Smith was nevertheless very successful in establishing a national and international reputation as an archaeologist, and in building social and intellectual networks which increasingly included individuals from a range of backgrounds. By the mid-1850s his status as a recognised scholar is reflected, and was also undoubtedly further enhanced, through his contributions to Dr Smith's Dictionary of Greek and Roman Geography (Smith 1857), the last in a series of classical dictionaries published by John Murray, where he is listed as a contributor alongside eminent academics, including George Bowen (Brasenose College, Oxford); George Williams (King's College, Cambridge) and William Smith (the editor), who was Classical Examiner in the University of London (see advertisement in Athenaeum, 16 May 1857, 1542, 617). That he came to be viewed as an 'expert' is also clear from the case of the Shadwell forgeries (Smith 1861, 252–60; Jones et al. 1990, 187–88), where he was called as an expert witness in the trial of Henry Cumming. In 1858 Cumming had suggested that some allegedly medieval lead objects, 'discovered' by William (Billy) Smith and Charles (Charley) Eaton, at Shadwell during the construction of a new dock, were fakes; Smith gave evidence in support of the 'genuineness of the finds'. While these objects were subsequently confirmed as forgeries, the respect in which his judgement was held is clear.

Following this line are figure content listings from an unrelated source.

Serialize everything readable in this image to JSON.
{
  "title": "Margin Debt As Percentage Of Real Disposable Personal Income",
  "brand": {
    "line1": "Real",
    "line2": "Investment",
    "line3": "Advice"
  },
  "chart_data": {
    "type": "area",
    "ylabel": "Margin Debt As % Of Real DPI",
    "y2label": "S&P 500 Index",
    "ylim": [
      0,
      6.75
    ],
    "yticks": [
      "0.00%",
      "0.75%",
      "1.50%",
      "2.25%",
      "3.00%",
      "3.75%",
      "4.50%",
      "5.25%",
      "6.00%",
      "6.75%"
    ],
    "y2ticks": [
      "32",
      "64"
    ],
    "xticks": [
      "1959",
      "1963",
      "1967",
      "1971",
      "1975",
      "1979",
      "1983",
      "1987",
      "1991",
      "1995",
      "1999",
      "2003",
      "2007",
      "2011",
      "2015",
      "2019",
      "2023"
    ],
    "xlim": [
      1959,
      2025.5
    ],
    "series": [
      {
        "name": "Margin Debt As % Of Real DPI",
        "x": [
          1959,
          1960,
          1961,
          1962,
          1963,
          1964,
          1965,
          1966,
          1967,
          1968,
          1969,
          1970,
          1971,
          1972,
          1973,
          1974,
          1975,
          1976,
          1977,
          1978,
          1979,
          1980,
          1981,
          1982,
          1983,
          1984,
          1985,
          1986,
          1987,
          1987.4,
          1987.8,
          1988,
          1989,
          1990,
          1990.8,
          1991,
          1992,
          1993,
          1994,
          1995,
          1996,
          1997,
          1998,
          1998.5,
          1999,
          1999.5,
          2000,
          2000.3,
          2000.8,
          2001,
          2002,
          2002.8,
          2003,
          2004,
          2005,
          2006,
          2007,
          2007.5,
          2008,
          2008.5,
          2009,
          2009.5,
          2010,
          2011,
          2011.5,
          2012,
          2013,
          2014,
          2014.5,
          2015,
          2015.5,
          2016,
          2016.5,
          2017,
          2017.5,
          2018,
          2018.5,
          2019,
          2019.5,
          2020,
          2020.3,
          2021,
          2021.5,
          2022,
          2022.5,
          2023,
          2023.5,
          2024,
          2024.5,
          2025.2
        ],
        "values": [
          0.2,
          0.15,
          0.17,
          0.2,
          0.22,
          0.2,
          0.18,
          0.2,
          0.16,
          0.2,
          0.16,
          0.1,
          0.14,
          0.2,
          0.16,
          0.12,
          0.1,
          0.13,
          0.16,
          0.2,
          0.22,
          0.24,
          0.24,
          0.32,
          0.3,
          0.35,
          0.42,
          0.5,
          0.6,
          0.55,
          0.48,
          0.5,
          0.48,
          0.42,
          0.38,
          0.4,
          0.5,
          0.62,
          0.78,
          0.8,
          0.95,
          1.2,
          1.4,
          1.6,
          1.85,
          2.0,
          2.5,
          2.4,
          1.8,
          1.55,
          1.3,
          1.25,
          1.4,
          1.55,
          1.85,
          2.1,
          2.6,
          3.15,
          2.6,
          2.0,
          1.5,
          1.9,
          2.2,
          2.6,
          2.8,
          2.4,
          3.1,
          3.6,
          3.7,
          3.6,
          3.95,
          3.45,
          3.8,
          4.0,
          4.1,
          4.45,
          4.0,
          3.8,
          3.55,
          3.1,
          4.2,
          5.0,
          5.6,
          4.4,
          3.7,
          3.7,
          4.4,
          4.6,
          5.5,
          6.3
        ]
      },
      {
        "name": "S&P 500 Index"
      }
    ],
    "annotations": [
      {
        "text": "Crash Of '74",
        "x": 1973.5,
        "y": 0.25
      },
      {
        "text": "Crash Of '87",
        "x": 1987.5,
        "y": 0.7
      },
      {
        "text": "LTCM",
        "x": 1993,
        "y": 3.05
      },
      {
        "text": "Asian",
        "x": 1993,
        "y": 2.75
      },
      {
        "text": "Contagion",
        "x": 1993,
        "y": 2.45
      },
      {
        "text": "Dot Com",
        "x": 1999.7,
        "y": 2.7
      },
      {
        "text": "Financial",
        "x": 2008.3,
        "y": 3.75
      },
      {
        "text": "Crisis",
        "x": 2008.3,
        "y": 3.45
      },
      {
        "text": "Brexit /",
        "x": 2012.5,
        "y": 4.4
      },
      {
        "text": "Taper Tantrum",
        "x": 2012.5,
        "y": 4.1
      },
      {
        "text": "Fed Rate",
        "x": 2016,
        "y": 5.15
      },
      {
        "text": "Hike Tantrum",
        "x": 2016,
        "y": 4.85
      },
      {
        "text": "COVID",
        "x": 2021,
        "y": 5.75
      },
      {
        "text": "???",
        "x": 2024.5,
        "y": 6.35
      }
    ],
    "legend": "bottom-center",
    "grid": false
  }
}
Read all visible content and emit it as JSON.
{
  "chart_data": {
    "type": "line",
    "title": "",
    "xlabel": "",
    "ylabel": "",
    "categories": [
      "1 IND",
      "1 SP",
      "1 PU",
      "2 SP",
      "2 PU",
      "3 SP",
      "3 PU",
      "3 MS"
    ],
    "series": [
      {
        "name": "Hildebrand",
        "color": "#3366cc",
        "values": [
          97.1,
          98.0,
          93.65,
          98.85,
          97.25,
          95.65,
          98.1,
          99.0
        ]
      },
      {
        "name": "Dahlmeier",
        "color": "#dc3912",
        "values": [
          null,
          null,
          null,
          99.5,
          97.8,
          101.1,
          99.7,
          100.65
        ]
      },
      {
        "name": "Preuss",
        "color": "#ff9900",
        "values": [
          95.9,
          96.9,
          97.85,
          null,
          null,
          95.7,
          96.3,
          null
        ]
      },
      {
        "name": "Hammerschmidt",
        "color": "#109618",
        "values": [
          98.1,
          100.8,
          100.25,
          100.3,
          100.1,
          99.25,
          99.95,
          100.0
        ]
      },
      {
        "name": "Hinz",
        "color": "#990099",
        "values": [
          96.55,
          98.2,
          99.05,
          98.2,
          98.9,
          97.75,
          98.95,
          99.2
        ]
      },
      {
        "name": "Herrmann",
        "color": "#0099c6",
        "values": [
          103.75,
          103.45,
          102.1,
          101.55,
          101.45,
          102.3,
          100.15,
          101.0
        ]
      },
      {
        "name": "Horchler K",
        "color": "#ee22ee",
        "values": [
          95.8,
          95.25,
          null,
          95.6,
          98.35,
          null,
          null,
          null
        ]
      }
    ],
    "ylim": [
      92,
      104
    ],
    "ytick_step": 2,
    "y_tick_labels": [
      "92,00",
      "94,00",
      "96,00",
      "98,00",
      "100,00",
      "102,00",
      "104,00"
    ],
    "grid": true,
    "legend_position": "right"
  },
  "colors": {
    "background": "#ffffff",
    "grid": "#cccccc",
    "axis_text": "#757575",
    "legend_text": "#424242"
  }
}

Smith's projects and publications were instrumental in establishing his reputation, and he assiduously cultivated networks of support that underpinned the development of the discipline. These networks and projects were themselves important contexts for wider social and intellectual change in the mid-nineteenth century which contributed to dramatic improvements in access to education and culture, greater recognition and support for British archaeology, increased social and intellectual opportunities for the professional classes, and greater recognition for the contributions of women. As noted by Evans (2007, 271), a key area requiring further investigation is the 'group basis' of archaeology as a scientific discipline.